Friday's protest started with a few dozen people staging a die-in in front of Quebec Premier François Legault's office on McGill College Avenue, but by mid-afternoon the streets were full of demonstrators.

Friday's demonstrators call on all levels of government to address climate crisis now

The student protesters want the government to take action on climate change and say they hope through these demonstrations that the general population becomes more aware of what's at stake. (Ivanoh Demers/Radio-Canada)

Thousands of students marched through Montreal's streets for the 14th Friday in a row to demand all levels of government take action on environmental issues.

Maia Spiek, a member of the collective Pour le Futur Montréal, says rain or shine, people are happy to attend.

Thousands of students marched for the 14th consecutive Friday on May 17. (Ivanoh Demers/Radio-Canada)

"They sing. They cry. They are full of energy, and it's really a gratifying moment," Spiek said.

Protesters want fossil fuels to be abandoned and want the government to invest in more renewable forms of energy.

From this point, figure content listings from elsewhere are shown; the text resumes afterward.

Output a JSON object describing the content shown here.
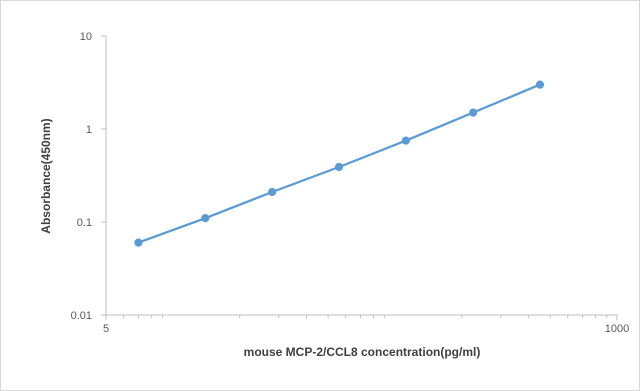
{
  "chart_data": {
    "type": "line",
    "title": "",
    "xlabel": "mouse MCP-2/CCL8 concentration(pg/ml)",
    "ylabel": "Absorbance(450nm)",
    "x_scale": "log",
    "y_scale": "log",
    "xlim": [
      5,
      1000
    ],
    "ylim": [
      0.01,
      10
    ],
    "x_tick_labels": [
      "5",
      "1000"
    ],
    "y_tick_labels": [
      "10",
      "1",
      "0.1",
      "0.01"
    ],
    "grid": false,
    "legend": "none",
    "series": [
      {
        "color": "#5b9bd5",
        "marker": "circle",
        "x": [
          7.0,
          14.0,
          28.0,
          56.0,
          112.0,
          225.0,
          450.0
        ],
        "y": [
          0.06,
          0.11,
          0.21,
          0.39,
          0.75,
          1.5,
          3.0
        ]
      }
    ]
  }
}
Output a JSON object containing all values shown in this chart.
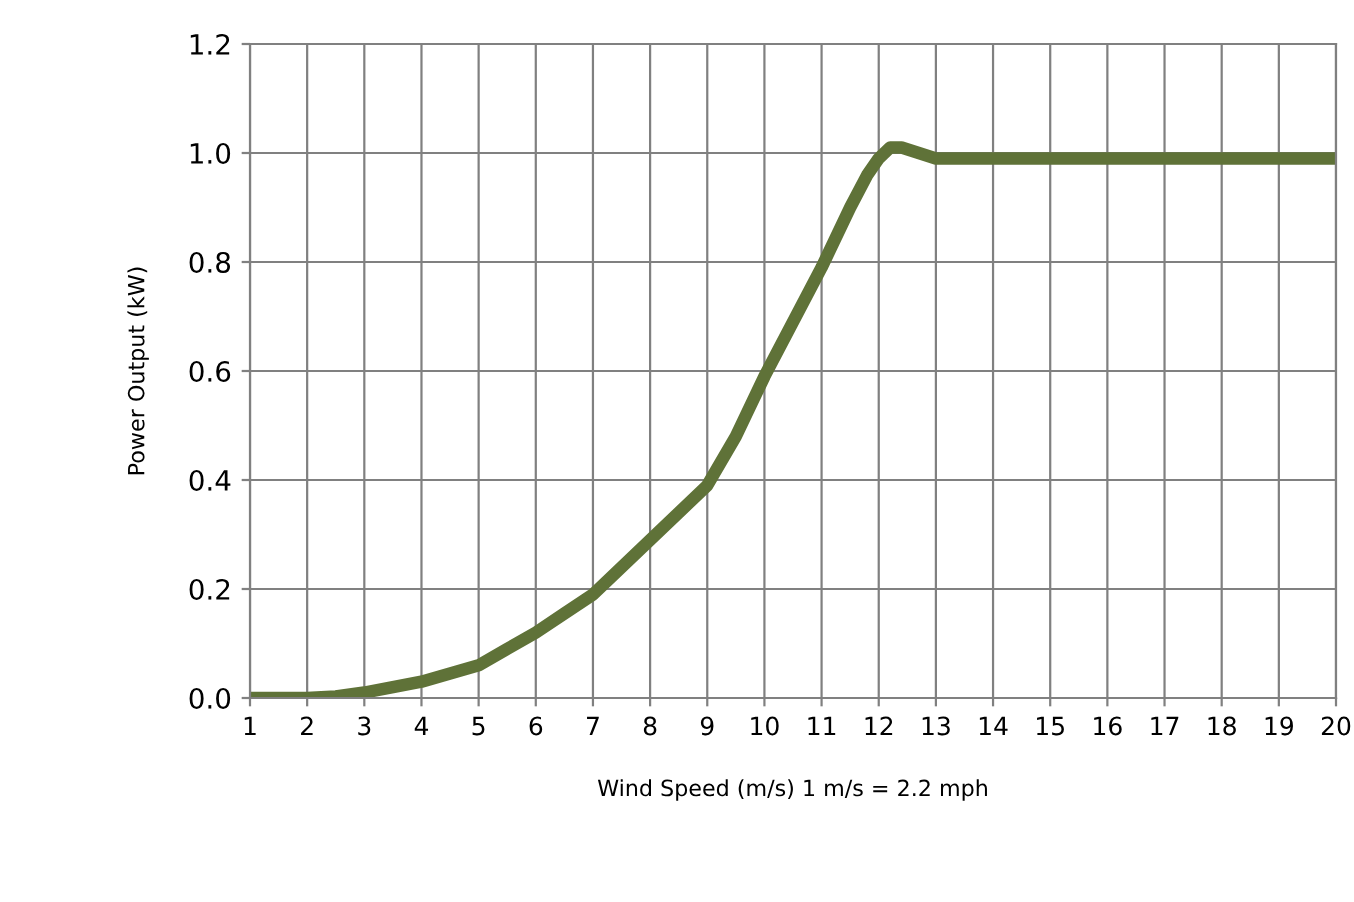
{
  "chart_data": {
    "type": "line",
    "xlabel": "Wind Speed (m/s) 1 m/s = 2.2 mph",
    "ylabel": "Power Output (kW)",
    "x": [
      1,
      2,
      2.5,
      3,
      3.5,
      4,
      4.5,
      5,
      5.5,
      6,
      6.5,
      7,
      7.5,
      8,
      8.5,
      9,
      9.5,
      10,
      10.5,
      11,
      11.5,
      11.8,
      12,
      12.2,
      12.4,
      12.7,
      13,
      14,
      15,
      16,
      17,
      18,
      19,
      20
    ],
    "series": [
      {
        "color": "#5f7238",
        "values": [
          0,
          0,
          0.003,
          0.01,
          0.02,
          0.03,
          0.045,
          0.06,
          0.09,
          0.12,
          0.155,
          0.19,
          0.24,
          0.29,
          0.34,
          0.39,
          0.48,
          0.59,
          0.69,
          0.79,
          0.9,
          0.96,
          0.99,
          1.01,
          1.01,
          1.0,
          0.99,
          0.99,
          0.99,
          0.99,
          0.99,
          0.99,
          0.99,
          0.99
        ]
      }
    ],
    "xlim": [
      1,
      20
    ],
    "xticks": [
      1,
      2,
      3,
      4,
      5,
      6,
      7,
      8,
      9,
      10,
      11,
      12,
      13,
      14,
      15,
      16,
      17,
      18,
      19,
      20
    ],
    "ylim": [
      0,
      1.2
    ],
    "yticks": [
      {
        "value": 0,
        "label": "0.0"
      },
      {
        "value": 0.2,
        "label": "0.2"
      },
      {
        "value": 0.4,
        "label": "0.4"
      },
      {
        "value": 0.6,
        "label": "0.6"
      },
      {
        "value": 0.8,
        "label": "0.8"
      },
      {
        "value": 1.0,
        "label": "1.0"
      },
      {
        "value": 1.2,
        "label": "1.2"
      }
    ],
    "grid": true,
    "legend": false,
    "marker": "none",
    "line_style": "solid"
  }
}
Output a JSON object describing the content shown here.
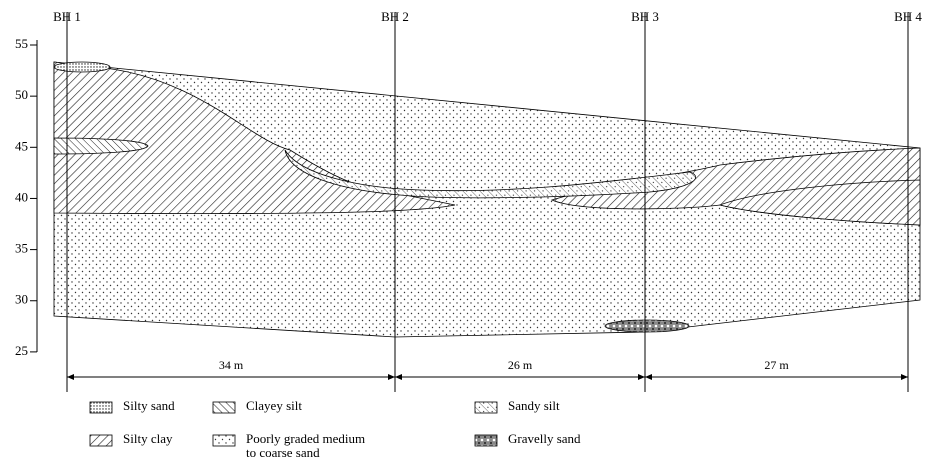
{
  "boreholes": [
    "BH 1",
    "BH 2",
    "BH 3",
    "BH 4"
  ],
  "elevation_ticks": [
    55,
    50,
    45,
    40,
    35,
    30,
    25
  ],
  "distances": [
    "34 m",
    "26 m",
    "27 m"
  ],
  "legend": {
    "silty_sand": "Silty sand",
    "clayey_silt": "Clayey silt",
    "sandy_silt": "Sandy silt",
    "silty_clay": "Silty clay",
    "poorly_graded": [
      "Poorly graded medium",
      "to coarse sand"
    ],
    "gravelly_sand": "Gravelly sand"
  }
}
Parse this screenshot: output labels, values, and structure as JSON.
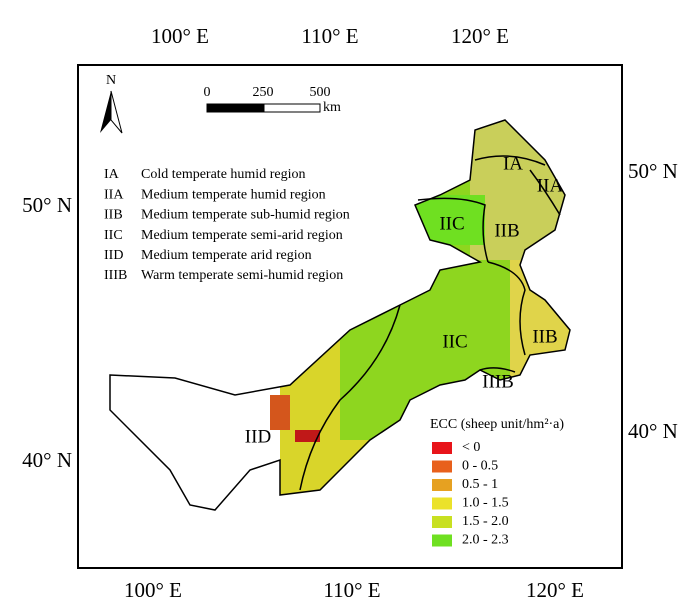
{
  "graticule": {
    "top": [
      "100° E",
      "110° E",
      "120° E"
    ],
    "bottom": [
      "100° E",
      "110° E",
      "120° E"
    ],
    "left": [
      "50° N",
      "40° N"
    ],
    "right": [
      "50° N",
      "40° N"
    ]
  },
  "north_arrow": "N",
  "scale_bar": {
    "ticks": [
      "0",
      "250",
      "500"
    ],
    "unit": "km"
  },
  "regions_legend": [
    {
      "code": "IA",
      "name": "Cold temperate humid region"
    },
    {
      "code": "IIA",
      "name": "Medium temperate humid region"
    },
    {
      "code": "IIB",
      "name": "Medium temperate sub-humid region"
    },
    {
      "code": "IIC",
      "name": "Medium temperate semi-arid region"
    },
    {
      "code": "IID",
      "name": "Medium temperate arid region"
    },
    {
      "code": "IIIB",
      "name": "Warm temperate semi-humid region"
    }
  ],
  "region_labels": [
    "IA",
    "IIA",
    "IIC",
    "IIB",
    "IIC",
    "IIB",
    "IIIB",
    "IID"
  ],
  "ecc_legend": {
    "title": "ECC (sheep unit/hm²·a)",
    "classes": [
      {
        "label": "< 0",
        "color": "#e8141a"
      },
      {
        "label": "0 - 0.5",
        "color": "#e8601c"
      },
      {
        "label": "0.5 - 1",
        "color": "#e6a121"
      },
      {
        "label": "1.0 - 1.5",
        "color": "#ebe22a"
      },
      {
        "label": "1.5 - 2.0",
        "color": "#c8e021"
      },
      {
        "label": "2.0 - 2.3",
        "color": "#6fe021"
      }
    ]
  }
}
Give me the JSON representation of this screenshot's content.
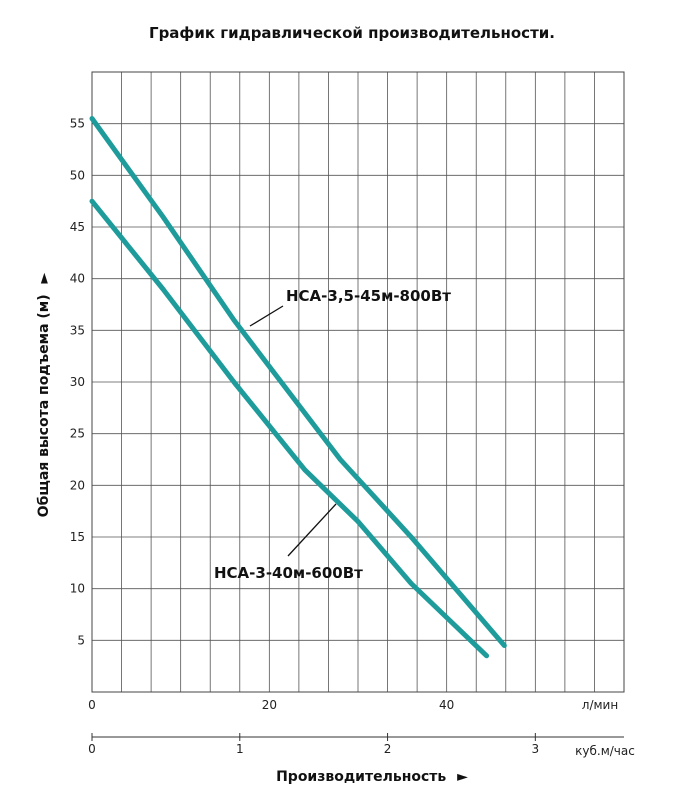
{
  "chart_data": {
    "type": "line",
    "title": "График гидравлической производительности.",
    "ylabel": "Общая высота подъема  (м)",
    "ylabel_arrow": "►",
    "xlabel": "Производительность",
    "xlabel_arrow": "►",
    "x_unit": "л/мин",
    "x2_unit": "куб.м/час",
    "ylim": [
      0,
      60
    ],
    "xlim": [
      0,
      60
    ],
    "x2lim": [
      0,
      3.6
    ],
    "y_ticks": [
      5,
      10,
      15,
      20,
      25,
      30,
      35,
      40,
      45,
      50,
      55
    ],
    "x_ticks": [
      0,
      20,
      40
    ],
    "x2_ticks": [
      0,
      1,
      2,
      3
    ],
    "series": [
      {
        "name": "НСА-3,5-45м-800Вт",
        "color": "#1e9b9b",
        "x": [
          0,
          8,
          16,
          24,
          28,
          36,
          46.5
        ],
        "y": [
          55.5,
          46,
          36,
          27,
          22.5,
          15,
          4.5
        ]
      },
      {
        "name": "НСА-3-40м-600Вт",
        "color": "#1e9b9b",
        "x": [
          0,
          8,
          16,
          24,
          30,
          36,
          44.5
        ],
        "y": [
          47.5,
          39,
          30,
          21.5,
          16.5,
          10.5,
          3.5
        ]
      }
    ]
  }
}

Protesters started the day with a die-in protest in front of Quebec Premier François Legault’s office in Montreal. (Ivanoh Demers/Radio-Canada)

Citizens have to grasp that the situation is critical, Spiek said.

Friday's protest started with about 50 people blocking Quebec Premier François Legault's office on McGill College Avenue.

The crowds say they're trying to pressure policymakers to ensure the planet doesn't heat up by more than 1.5 degrees Celsius by the end of the century. (Ivanoh Demers/Radio-Canada)

In Paris in 2015, world leaders agreed to a goal of keeping the Earth's global temperature increase by the end of the century to less than 2 degrees Celsius.

Former Plateau-Mont-Royal borough mayor Luc Ferrandez attended the march. He quit politics this week, saying the Projet Montréal administration is not taking a tough enough stance to protect the environment. (Ivanoh Demers/Radio-Canada)

Scientists now believe that keeping the increase to less than 1.5 degrees Celsius is a far safer limit for the world.

Right now, the world is on track to see temperatures rise by 4 degrees Celsius by 2100.